In FY08, AIDSRelief will provide intensive technical assistance to laboratories to ensure their capacity for
sustainability. Technical assistance will include quarterly quality monitoring visits to all sites, continued
development of forecasting and procurement systems, implementation of new technologies to upgrade
laboratory capacity, training sessions to focus on quality and laboratory management, and dissemination of
routine technical updates to laboratories. AIDSRelief will also enhance quality assurance at its three sites by
implementing a monthly quality assurance program and by networking laboratories for best practice sharing.

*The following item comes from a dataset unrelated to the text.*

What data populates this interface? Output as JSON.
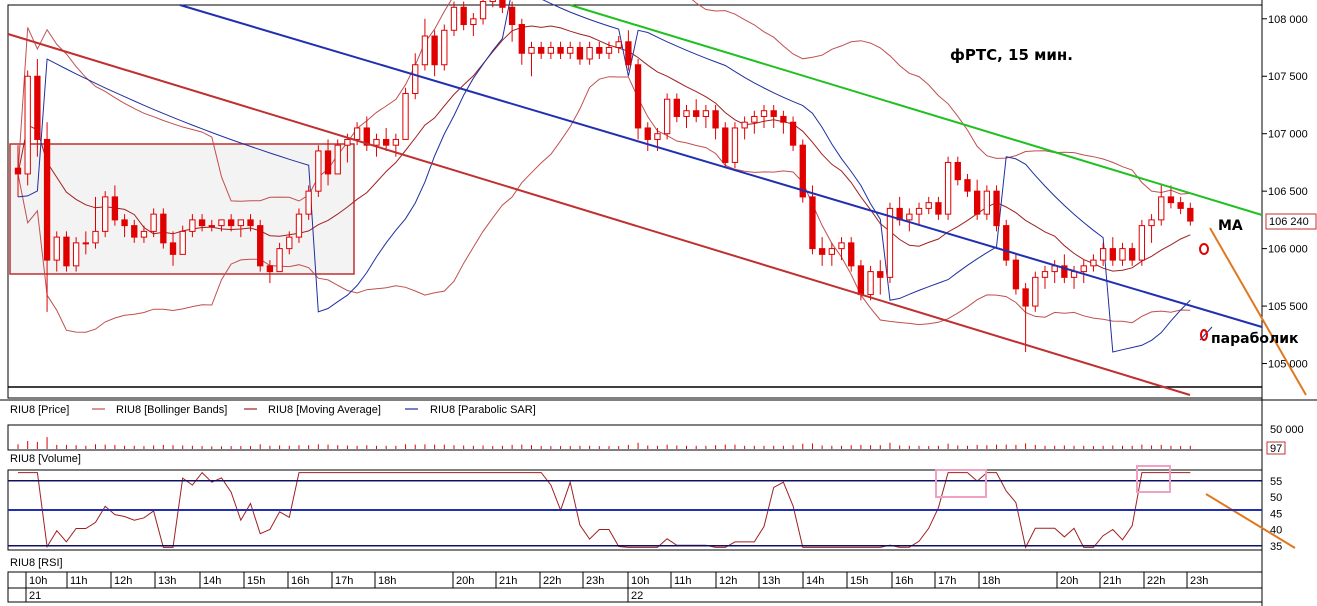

AIDSRelief continues to support PEPFAR and local partner treatment facilities (LPTFs) in monitoring and
evaluation (M&E) of ART services. AIDSRelief is committed to providing high quality HIV care and treatment
based on quality data. Fulfilling this commitment requires well integrated and efficient facility based strategic
information systems and a strong M&E team. In FY08, AIDSRelief through Constella Futures and the
Institute for Human Virology (IHV) will build capacity and provide supportive supervision to LPTFs in the use
of longitudinal medical record systems (electronic and paper based) for quality improvement, patient
management, and reporting. Constella Futures will continue to provide technical assistance through training
to treatment sites in collaboration with all stakeholders to build sustainable M&E units and health
management information system (HMIS). AIDSRelief will continue to work closely with the National AIDS
Program to implement the national patient monitoring system reporting format for all its treatment sites.